Chowdhury, D; Keogh, MC; Ishii, H; Peterson, CL; Buratowski, S; Lieberman, J; ,

Year

2005

Is Peer Reviewed?

Journal

Molecular Cell
ISSN: 1097-2765
EISSN: 1097-4164

Language

English

PMID

16310392

DOI

10.1016/j.molcel.2005.10.003

Abstract

Phosphorylated histone H2AX (gamma-H2AX) forms foci over large chromatin domains surrounding double-stranded DNA breaks (DSB). These foci recruit DSB repair proteins and dissolve during or after repair is completed. How gamma-H2AX is removed from chromatin remains unknown. Here, we show that protein phosphatase 2A (PP2A) is involved in removing gamma-H2AX foci. The PP2A catalytic subunit [PP2A(C)] and gamma-H2AX coimmunoprecipitate and colocalize in DNA damage foci and PP2A dephosphorylates gamma-H2AX in vitro.

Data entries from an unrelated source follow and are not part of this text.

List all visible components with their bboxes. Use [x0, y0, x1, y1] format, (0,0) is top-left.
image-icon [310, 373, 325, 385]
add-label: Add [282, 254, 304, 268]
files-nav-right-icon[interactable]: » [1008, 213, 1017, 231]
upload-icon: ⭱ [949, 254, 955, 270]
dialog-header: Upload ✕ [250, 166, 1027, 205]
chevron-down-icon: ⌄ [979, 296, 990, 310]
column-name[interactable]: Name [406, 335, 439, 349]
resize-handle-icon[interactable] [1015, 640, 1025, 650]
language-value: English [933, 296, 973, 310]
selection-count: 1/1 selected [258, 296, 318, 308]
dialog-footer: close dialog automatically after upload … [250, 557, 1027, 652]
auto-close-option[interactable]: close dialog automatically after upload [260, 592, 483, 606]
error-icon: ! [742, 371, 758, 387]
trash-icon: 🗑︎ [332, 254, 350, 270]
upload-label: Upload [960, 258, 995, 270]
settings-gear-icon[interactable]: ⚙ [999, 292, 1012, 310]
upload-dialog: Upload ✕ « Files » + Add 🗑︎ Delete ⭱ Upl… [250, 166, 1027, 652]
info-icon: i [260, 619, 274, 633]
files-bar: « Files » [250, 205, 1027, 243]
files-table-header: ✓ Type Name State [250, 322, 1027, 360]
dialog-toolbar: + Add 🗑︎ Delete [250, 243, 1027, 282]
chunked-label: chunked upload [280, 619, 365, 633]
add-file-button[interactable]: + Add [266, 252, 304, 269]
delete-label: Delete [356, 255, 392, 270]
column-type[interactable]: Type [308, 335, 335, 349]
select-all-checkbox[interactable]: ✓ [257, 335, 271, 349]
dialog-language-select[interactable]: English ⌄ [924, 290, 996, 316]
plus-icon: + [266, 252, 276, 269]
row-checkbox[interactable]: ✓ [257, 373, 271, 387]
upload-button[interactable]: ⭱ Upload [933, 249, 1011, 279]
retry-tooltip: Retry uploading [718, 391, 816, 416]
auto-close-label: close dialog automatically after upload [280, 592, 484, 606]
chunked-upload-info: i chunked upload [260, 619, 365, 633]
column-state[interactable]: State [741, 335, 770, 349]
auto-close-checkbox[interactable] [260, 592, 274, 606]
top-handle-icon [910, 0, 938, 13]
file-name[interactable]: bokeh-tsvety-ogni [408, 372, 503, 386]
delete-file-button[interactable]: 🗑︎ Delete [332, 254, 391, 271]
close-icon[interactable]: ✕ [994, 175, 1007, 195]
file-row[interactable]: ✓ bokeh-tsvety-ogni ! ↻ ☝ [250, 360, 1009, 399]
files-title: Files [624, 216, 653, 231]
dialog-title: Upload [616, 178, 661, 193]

The recruitment of PP2A(C) to DNA damage foci is H2AX dependent. When PP2A(C) is inhibited or silenced by RNA interference, gamma-H2AX foci persist, DNA repair is inefficient, and cells are hypersensitive to DNA damage. The effect of PP2A on gamma-H2AX levels is independent of ATM, ATR, or DNA-PK activity.